State agencies vulnerable to technology breach


Louis LaVenture ,
Sports and Campus Editor

Just because it boasts Silicon Valley, it turns out the state of California isn’t as technologically advanced as we thought.

An Aug. 25 report released by the California State Auditor found that as many as 73 state government agencies are not in full compliance with the information technology standards and it leaves them vulnerable to a breach.

According to the report, the non-compliance could lead to sensitive information being accessed like Social Security numbers, income tax information as well as healthcare information. The offending agencies were not named specifically in fear that the announcement could spark a potential attack, which is common protocol for the agency on protecting their systems.

73 state government agencies are not in full compliance with the information technology standards and it leaves them vulnerable to a breach

The Bay Area Council is a public policy advocacy organization and according to Rufus Jeffris, Vice President of Communications, “Implementation of the state’s technology platform has come under criticism recently.”

Jeffris said that while his organization does advocate for cyber security, they are not experts on the topic and the standards set by the state are the determining factor in how the corrections are implemented and collected.

The audit focused on five specific agencies, which were not named but all were found not to be in full compliance with the technology standards.

Auditor Elaine M. Howle also issued a survey to 77 state agencies in which 73 responded and indicated that they had not achieved full compliance with information security standards. 22 respondents stated that they did not expect to reach full compliance with the information security standards until 2018 or later and 13 more indicated they would be out of compliance until at least 2020, according to the report.

“The California Department of Technology (technology department) is responsible for ensuring that state entities that are under the direct authority of the governor maintain the confidentiality, integrity, and availability of their information systems and protect the privacy of the State’s information,” according to the report by Howle.

She also noted that Chapter 5300 of the State Administrative Manual, which is specific in regards to the security standards, and require government agencies to use programs that ensure electronic information and technology is kept private.

Further, Howle said in the audit that most of the offending agencies did not even know they were out of compliance until the time of the inquiry.

According to the 2014 Federal Information Security Modernization Act, there are three security objectives for information and information systems that must be adhered to by all state agencies:

“Confidentiality: Preserving authorized restrictions to protect personal privacy and proprietary information. Integrity: Guarding against improper modification or destruction. Availability: Ensuring timely and reliable access.”

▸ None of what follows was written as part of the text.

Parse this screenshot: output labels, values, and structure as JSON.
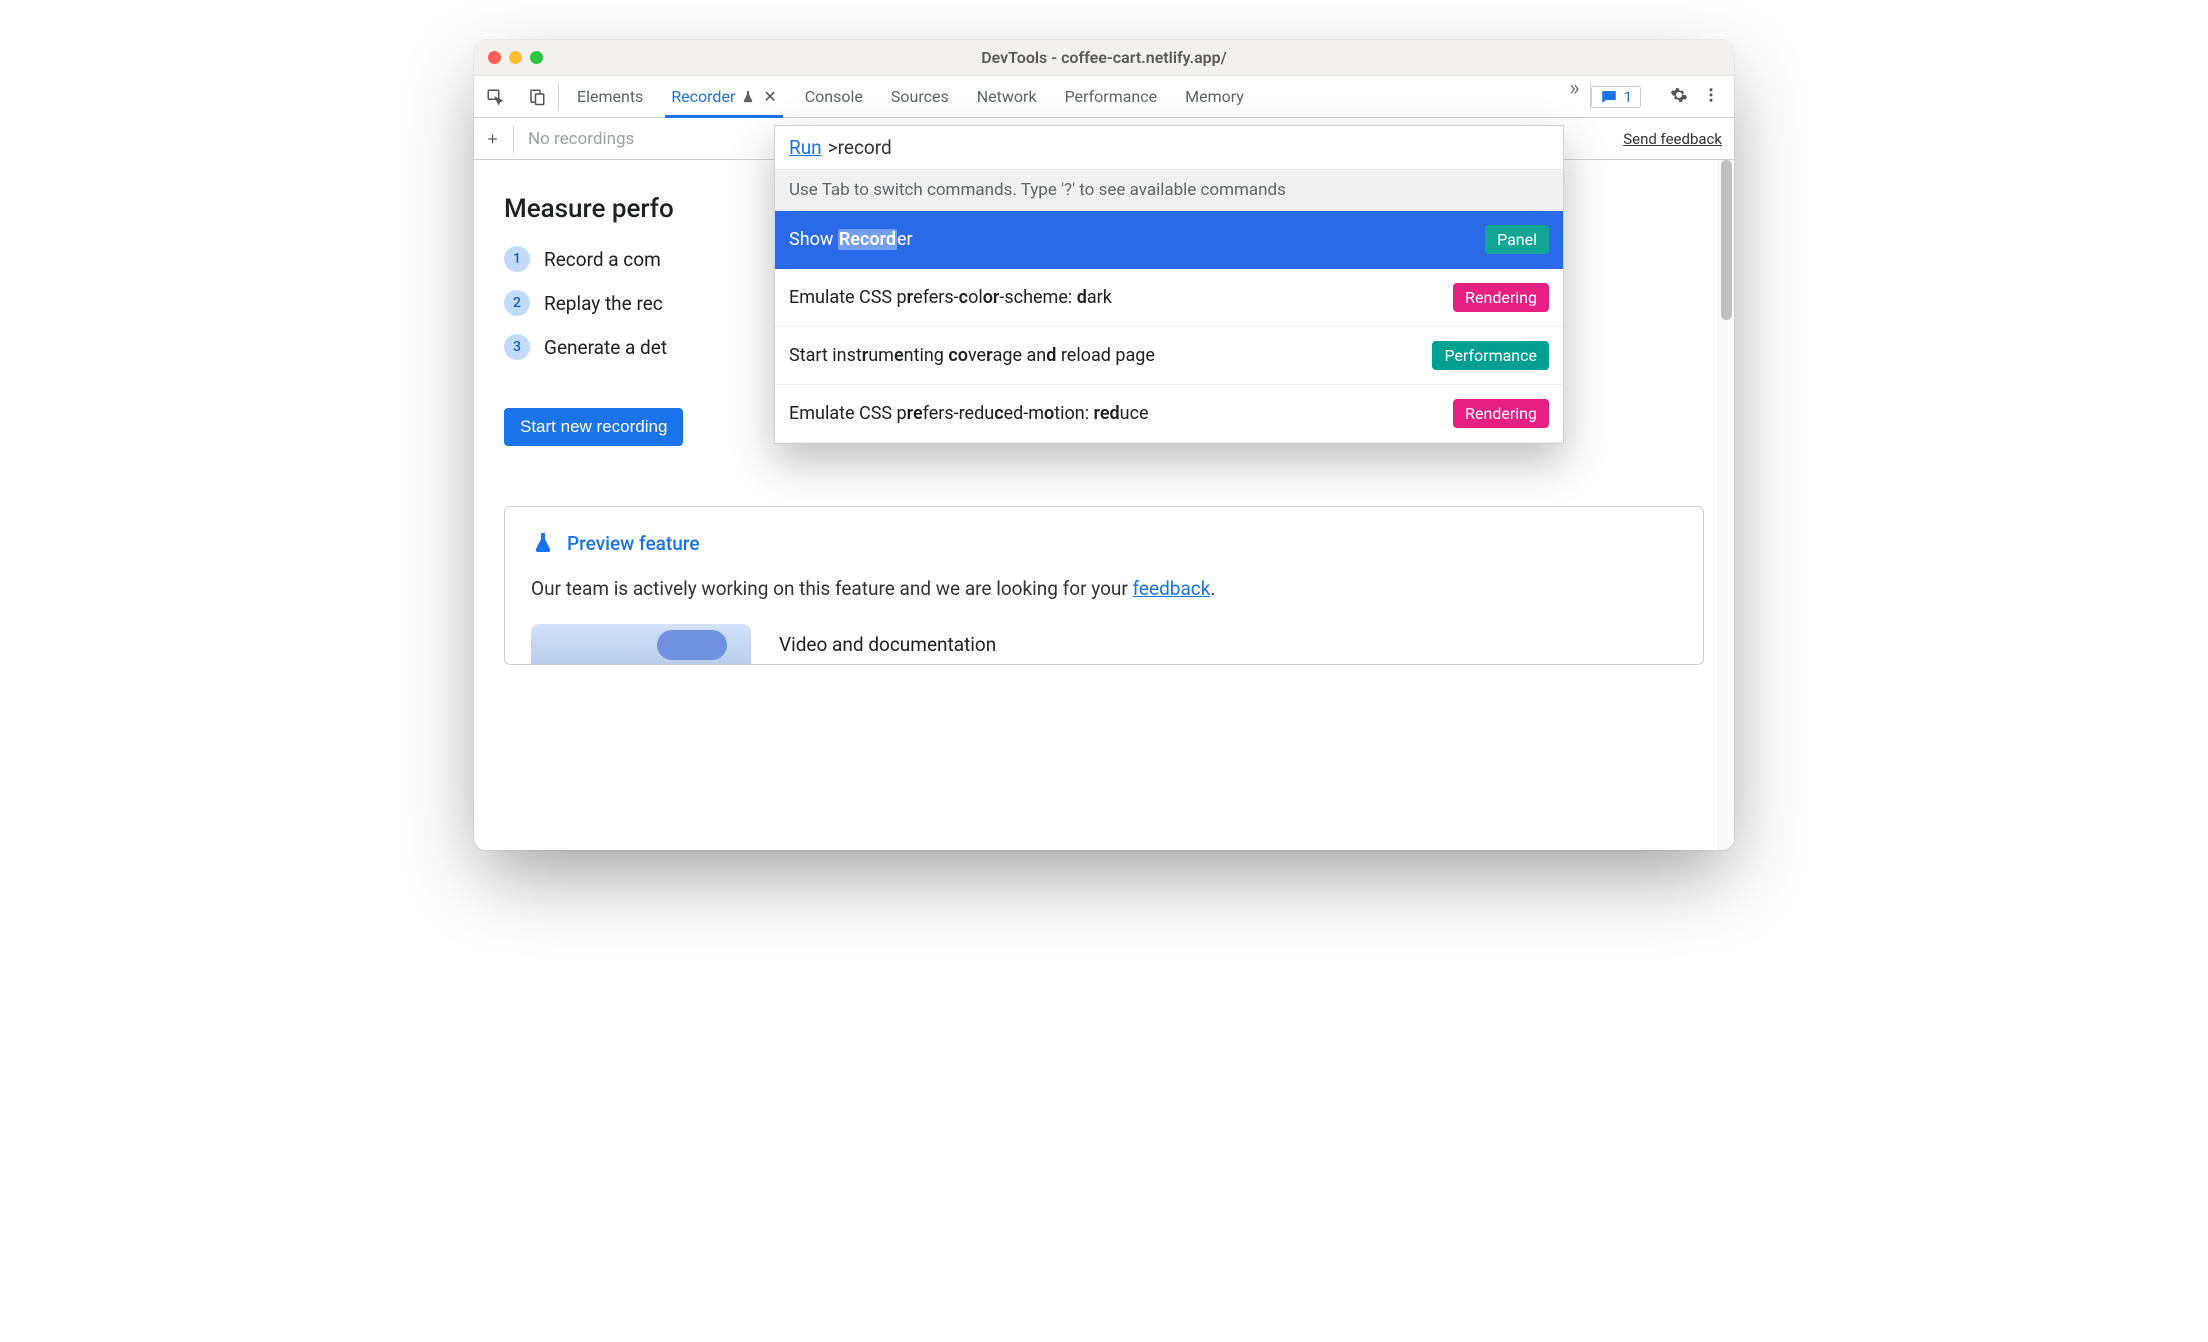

John Hunt is the Public Sector Principal at PricewaterhouseCoopers professional service firm, which has three Bay Area offices. Hunt said that most entities deal with cyber security through their technology team, but this is a mistake. According to Hunt, cyber security needs to be addressed at all levels of an organization to ensure privacy.

According to Howle’s report, there will be several new deadlines put in place for these agencies, which they will be required to show how they are making steps toward compliance. The first of those dates is set for the end of this year. The report also gave several detailed accounts of what the violating entities need to do to be compliant with the standards.

The cyber breach and leak trend has been on the rise and earlier this year hackers released emails from Sony executives as well as other documents from the business.

Most recently the website Ashley Madison had its information breached where hackers posted all of the members information on several public websites.